但不知道為什麼,這次來到台東海岸線,當第一晚走進友人移居所在的小村莊,街燈疏落,唯一一條雙線大街,唯一一座超市還亮著燈,行經街尾黑暗中的教堂,穿出去,她以及那篇小說題目的幾個大字就自然而然蹦出來了。

彷彿走進一個寧靜致遠的國度如路西安•畢沙羅(Lucien PISSARRO)【厄哈格尼教堂】,回到鄉間,城市人際間的狡詐對抗、跟時間搏鬥的馬不停蹄遠了,汙濁的空氣不見了。
在那個地方,水很清甜、路邊果實纍纍、人很和善,時間以貓的腳步行走,星期日的早晨,田野間某處會傳來鐘響,提醒人們該動身前往某個地方集合,透過各種形式的交談,人因此得到啟發,曠野中暈開來更廣大的平靜與更奧妙的昇華。

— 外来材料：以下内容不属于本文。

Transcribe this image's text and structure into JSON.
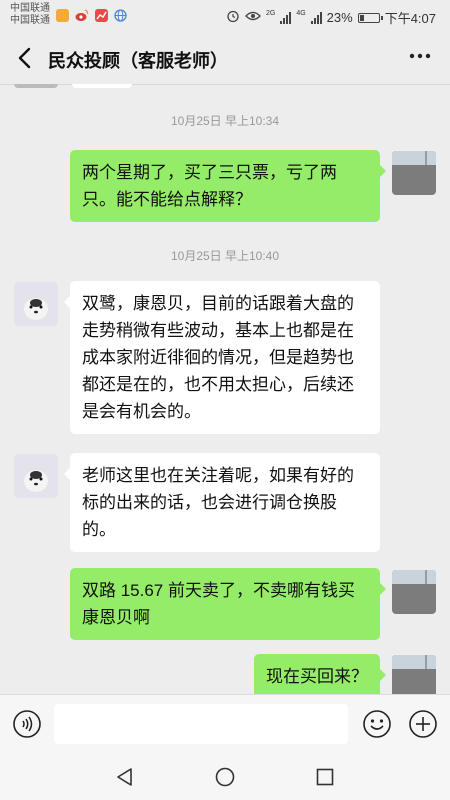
{
  "status_bar": {
    "carrier_1": "中国联通",
    "carrier_2": "中国联通",
    "network_tag_1": "2G",
    "network_tag_2": "4G",
    "battery_percent": "23%",
    "battery_level": 0.23,
    "time": "下午4:07",
    "icons": [
      "alarm-icon",
      "eye-icon",
      "signal-icon",
      "battery-icon"
    ],
    "app_icons": [
      "weibo-icon",
      "stock-app-icon",
      "browser-icon"
    ]
  },
  "header": {
    "title": "民众投顾（客服老师）",
    "back_icon": "chevron-left-icon",
    "more_icon": "more-dots-icon"
  },
  "messages": [
    {
      "type": "timestamp",
      "text": "10月25日 早上10:34"
    },
    {
      "type": "out",
      "sender": "me",
      "text": "两个星期了，买了三只票，亏了两只。能不能给点解释？"
    },
    {
      "type": "timestamp",
      "text": "10月25日 早上10:40"
    },
    {
      "type": "in",
      "sender": "teacher",
      "text": "双鹭，康恩贝，目前的话跟着大盘的走势稍微有些波动，基本上也都是在成本家附近徘徊的情况，但是趋势也都还是在的，也不用太担心，后续还是会有机会的。"
    },
    {
      "type": "in",
      "sender": "teacher",
      "text": "老师这里也在关注着呢，如果有好的标的出来的话，也会进行调仓换股的。"
    },
    {
      "type": "out",
      "sender": "me",
      "text": "双路 15.67 前天卖了，不卖哪有钱买康恩贝啊"
    },
    {
      "type": "out",
      "sender": "me",
      "text": "现在买回来？"
    }
  ],
  "input_bar": {
    "value": "",
    "placeholder": "",
    "voice_icon": "voice-icon",
    "emoji_icon": "emoji-icon",
    "plus_icon": "plus-icon"
  },
  "nav_bar": {
    "icons": [
      "nav-back-icon",
      "nav-home-icon",
      "nav-recent-icon"
    ]
  },
  "colors": {
    "background": "#ededed",
    "bubble_out": "#95ec69",
    "bubble_in": "#ffffff",
    "timestamp": "#999999"
  }
}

神學家關於視覺對於心靈的影響有著哲學的見解,英倫才子艾倫•迪波頓(Alain de BOTTON)在《幸福建築》裡這樣剖析了:浸淫在美麗的空間裡,絕對不是自我耽溺,而是培養崇高人格的必要條件
來到台東,就離天堂更近?當然可能也只是我的某個想像,甚至是錯覺…萬事萬物難免光明與黑暗共治。

或者,更是我某個逐漸浮上心湖的念頭被引上岸了?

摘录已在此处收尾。